1. Energetischer TagesRückblick

2. Energetische Vorbereitung für den Tag

3. Erdung

4. Energetischer Schutz

5. Lichtsäule

6. Mittagssonnen-Kerze

 

 

 

 

1. Energetischer TagesRückblick

 

 

Lasse deinen Tag Revue passieren, verweile in den Momenten, die dir besonders gefallen haben, die dir Freude und Weite gebracht haben und dehne dich weit darin aus. Wenn du der Meinung bist, dass es keinen solchen Moment gegeben hat, suche genau und finde einen – selbst wenn es nur das Vogelzwitschern war oder dein Frühstück, welches dir als so selbstverständlich erscheint. Ist es das denn wirklich? Danke  für diese kleinen feinen Nuancen.

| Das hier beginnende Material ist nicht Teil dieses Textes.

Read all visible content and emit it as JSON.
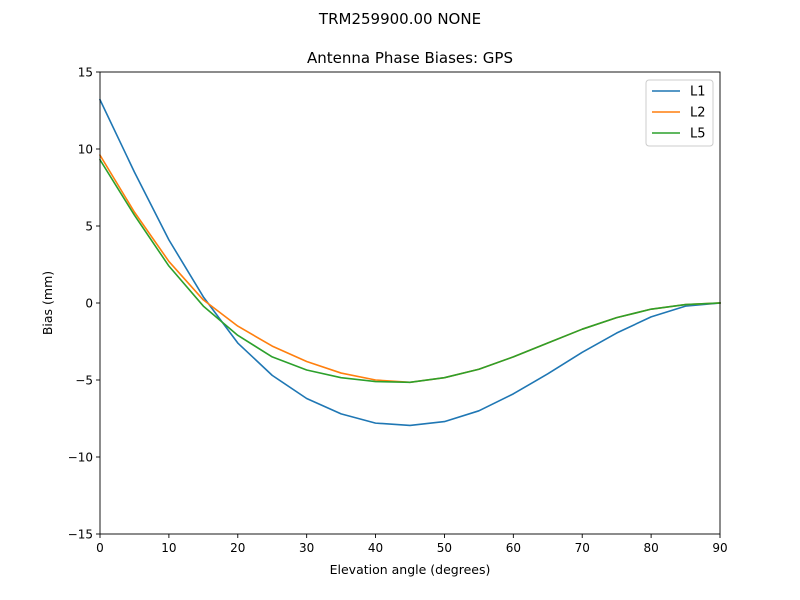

Dann gehe diesen Tag nochmal durch und verändere ihn so, wie du ihn gern gelebt hättest. Wenn du über jemanden verärgert warst, verzeihe diesem. Gib deiner eigenen Phantasie ganz viel optimistischen und positiven Raum bei der Gestaltung DEINES vergangenen Tages und FÜHLE die veränderte Variante, genieße sie dehne dich darin aus.

Diese geistige Handlung hat eine enorme energetische Kraft auf deine Zukunft und bei regelmäßiger Anwendung und tiefer Bejahung, wird sich sogar deine Vergangenheit positiv verändern, was wiederum einen Push-Effekt auf die Zukunft bewirkt. Probiere es aus und wenn du möchtest, kannst du mir deine Erfahrungen mitteilen.

 

 

 

 

2. Energetische Vorbereitung für den Tag

 

Solltet ihr den „Tagesrückblick“  bereits regelmäßig praktiziert haben, ist euch womöglich aufgefallen, dass ihr morgens anders wach geworden seid!? Denn den Tag friedlich abzuschließen und mit einer guten Energie in die Nacht zu gehen bewirkt, dass wir morgens ausgeglichener erwachen.

Gerade in diesen Zeiten der extremen Beschleunigung ist Gedankenhygiene ein Zauberwort und eine der notwendigsten Maßnahmen für ein freudvolles Leben. Denn Gedanken erschaffen Realitäten und wenn diese Gedanken mit Emotionen gepaart sind, manifestieren sie sich in diesen Jahren extrem schnell und spülen uns die Ergebnisse in unser Leben in Form von Begebenheiten in  ähnlicher Energie. So können wir also genau an dem was wir erfahren und erleben erkennen, wo unsere Aufmerksamkeit weilt. Mit folgender Anwendung erhältst du eine Möglichkeit zur Veränderung deiner zukünftigen Erlebnisse in deinem Wesen. Doch wisse, alles was du bereits intensiv ausgesendet hast (Gedanken + starke Emotionen) kann sich noch in deinem Leben zeigen. Nun kommt es darauf an, wie du damit umgehst.

 

Stelle dir deinen Wecker 10-20min früher als bisher. Sobald du wach wirst (und nicht sofort auf WC musst – ansonsten halt anschließend) richte deine Aufmerksamkeit als erstes auf deinen Atem, atme dann bewusst und tief 3x ein und aus.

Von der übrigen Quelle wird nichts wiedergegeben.